百貨店業界は、07年度後半、08年度前半も「曇り」が続きそうだ。
 9月に経営統合した大丸と松坂屋ホールディングス(共同持ち株会社はJ.フロントリテイリング<3086>)に加え、08年4月には三越<2779>と伊勢丹<8238>が経営統合するなど、業界再編が相次いだ。これで国内は、高島屋<8233>、セブン&アイ・ホールディングス<3382>傘下のミレニアムリテイリングを含めた1兆円規模の4陣営がせめぎ合う形となるが、経営統合による規模拡大がどれだけの効果をもたらすかは未知数だ。
 J.フロントでは、営業利益率2%台の松坂屋に、同4%台の大丸が持つローコスト運営の手法を全力で移植する方針。統合発表直後から、部門ごとのプロジェクトや人材交流などによってコスト効果はすでに出てきているが、3年後の営業利益600億円目標に向けては、コスト削減だけでなく売り上げ拡大が必須。消費者に見える部分でいかに統合効果を出せるかが焦点となりそうだ。

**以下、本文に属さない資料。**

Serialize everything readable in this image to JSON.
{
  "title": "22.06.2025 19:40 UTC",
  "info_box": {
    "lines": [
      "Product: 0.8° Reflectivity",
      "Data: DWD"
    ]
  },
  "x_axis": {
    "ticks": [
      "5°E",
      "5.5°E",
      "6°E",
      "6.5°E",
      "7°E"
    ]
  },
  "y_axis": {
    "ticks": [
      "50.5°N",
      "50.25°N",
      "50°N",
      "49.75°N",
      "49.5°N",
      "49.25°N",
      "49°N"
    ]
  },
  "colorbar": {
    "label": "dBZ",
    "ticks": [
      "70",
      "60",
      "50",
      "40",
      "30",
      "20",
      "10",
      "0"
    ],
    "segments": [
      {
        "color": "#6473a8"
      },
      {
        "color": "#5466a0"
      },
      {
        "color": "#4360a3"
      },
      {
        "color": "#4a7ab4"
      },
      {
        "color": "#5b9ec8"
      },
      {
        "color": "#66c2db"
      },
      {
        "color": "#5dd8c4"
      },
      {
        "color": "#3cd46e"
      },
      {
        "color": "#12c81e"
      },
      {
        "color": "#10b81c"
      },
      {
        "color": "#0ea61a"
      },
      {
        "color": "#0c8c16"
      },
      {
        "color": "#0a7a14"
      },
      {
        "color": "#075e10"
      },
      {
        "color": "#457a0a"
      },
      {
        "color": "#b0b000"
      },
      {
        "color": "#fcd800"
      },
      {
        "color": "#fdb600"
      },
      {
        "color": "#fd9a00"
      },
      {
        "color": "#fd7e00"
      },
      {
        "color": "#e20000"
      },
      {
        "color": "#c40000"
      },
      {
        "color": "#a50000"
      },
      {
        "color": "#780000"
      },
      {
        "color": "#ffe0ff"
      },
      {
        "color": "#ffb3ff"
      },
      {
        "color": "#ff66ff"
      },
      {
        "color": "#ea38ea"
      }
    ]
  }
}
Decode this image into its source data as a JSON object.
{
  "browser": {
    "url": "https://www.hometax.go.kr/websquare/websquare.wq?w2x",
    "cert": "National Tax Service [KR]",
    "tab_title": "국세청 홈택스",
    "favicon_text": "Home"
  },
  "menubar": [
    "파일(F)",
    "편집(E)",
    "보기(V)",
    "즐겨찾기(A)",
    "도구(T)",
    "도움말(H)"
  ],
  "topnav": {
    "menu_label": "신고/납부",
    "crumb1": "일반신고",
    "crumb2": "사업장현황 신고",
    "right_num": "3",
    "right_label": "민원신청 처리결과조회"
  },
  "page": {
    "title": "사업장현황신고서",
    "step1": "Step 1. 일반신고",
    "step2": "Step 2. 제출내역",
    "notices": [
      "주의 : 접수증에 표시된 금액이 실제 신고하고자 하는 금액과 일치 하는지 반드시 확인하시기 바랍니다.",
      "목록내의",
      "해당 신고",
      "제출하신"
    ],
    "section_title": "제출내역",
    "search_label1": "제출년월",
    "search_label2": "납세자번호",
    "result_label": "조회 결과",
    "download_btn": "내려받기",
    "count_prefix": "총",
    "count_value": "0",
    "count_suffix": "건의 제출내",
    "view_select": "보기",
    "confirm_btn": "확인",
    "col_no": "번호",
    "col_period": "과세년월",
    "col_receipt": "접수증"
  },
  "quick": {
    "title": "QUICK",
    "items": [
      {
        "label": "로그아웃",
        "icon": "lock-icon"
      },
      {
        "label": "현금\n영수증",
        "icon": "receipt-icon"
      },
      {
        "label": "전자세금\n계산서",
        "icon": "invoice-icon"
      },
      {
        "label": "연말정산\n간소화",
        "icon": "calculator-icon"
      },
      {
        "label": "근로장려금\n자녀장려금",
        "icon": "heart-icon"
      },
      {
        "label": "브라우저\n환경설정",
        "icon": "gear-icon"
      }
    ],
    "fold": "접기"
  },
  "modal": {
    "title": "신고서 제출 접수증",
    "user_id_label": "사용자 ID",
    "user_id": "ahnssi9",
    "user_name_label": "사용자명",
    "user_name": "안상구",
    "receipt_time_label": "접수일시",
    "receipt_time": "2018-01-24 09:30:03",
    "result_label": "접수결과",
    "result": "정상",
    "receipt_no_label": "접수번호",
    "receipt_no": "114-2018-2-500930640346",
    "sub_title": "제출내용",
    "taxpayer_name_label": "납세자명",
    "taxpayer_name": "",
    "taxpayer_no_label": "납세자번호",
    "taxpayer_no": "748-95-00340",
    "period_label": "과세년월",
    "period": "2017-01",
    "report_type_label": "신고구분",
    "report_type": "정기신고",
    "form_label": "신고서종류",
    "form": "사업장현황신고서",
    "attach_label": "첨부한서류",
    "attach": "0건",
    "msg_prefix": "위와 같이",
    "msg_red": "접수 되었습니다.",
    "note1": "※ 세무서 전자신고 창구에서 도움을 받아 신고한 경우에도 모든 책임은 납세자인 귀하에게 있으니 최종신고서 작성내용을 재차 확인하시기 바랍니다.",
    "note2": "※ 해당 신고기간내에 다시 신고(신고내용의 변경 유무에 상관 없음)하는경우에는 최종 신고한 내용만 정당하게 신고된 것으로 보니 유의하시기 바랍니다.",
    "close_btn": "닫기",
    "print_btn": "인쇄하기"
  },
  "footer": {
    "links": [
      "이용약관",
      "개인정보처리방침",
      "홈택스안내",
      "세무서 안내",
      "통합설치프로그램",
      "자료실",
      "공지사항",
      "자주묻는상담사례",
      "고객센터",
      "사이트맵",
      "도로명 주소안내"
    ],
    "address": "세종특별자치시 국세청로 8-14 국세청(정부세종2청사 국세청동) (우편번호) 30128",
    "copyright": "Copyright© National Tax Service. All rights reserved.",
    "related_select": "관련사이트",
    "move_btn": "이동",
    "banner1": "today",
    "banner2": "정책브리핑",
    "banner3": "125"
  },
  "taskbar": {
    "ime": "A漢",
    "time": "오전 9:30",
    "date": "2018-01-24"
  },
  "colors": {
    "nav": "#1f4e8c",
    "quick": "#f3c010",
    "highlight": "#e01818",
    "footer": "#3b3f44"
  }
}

 伊勢丹と三越は、14年3月期の営業利益率5%を目標に掲げる。独自の情報システムと業務フローで大丸と同水準の利益率を誇る伊勢丹と、今期もなおジリ貧が続く三越。こちらも、伊勢丹の手法を三越に移植することが統合の肝となるが、両社には、J.フロントの2社以上に社風文化的な隔たりがあることは否めない。不振な地方店の整理にも手をつける必要が出てくるなど、統合効果を発揮させるために超えるべきハードルは高い。
 高島屋やミレニアムリテイリングも含め、百貨店大手各社は、市場縮小の一途をたどる中でいかに顧客の囲い込みを図るかに躍起となっているが、消費者のライフスタイルの変化に伴い、競争相手は業態を超えた全小売り業に及びつつある。ローコストの運営手法を追求しながら、いかに百貨店ならではといえる魅力的な売り場を作るか。その解を見つけられなければ、再編のメリットは得られまい。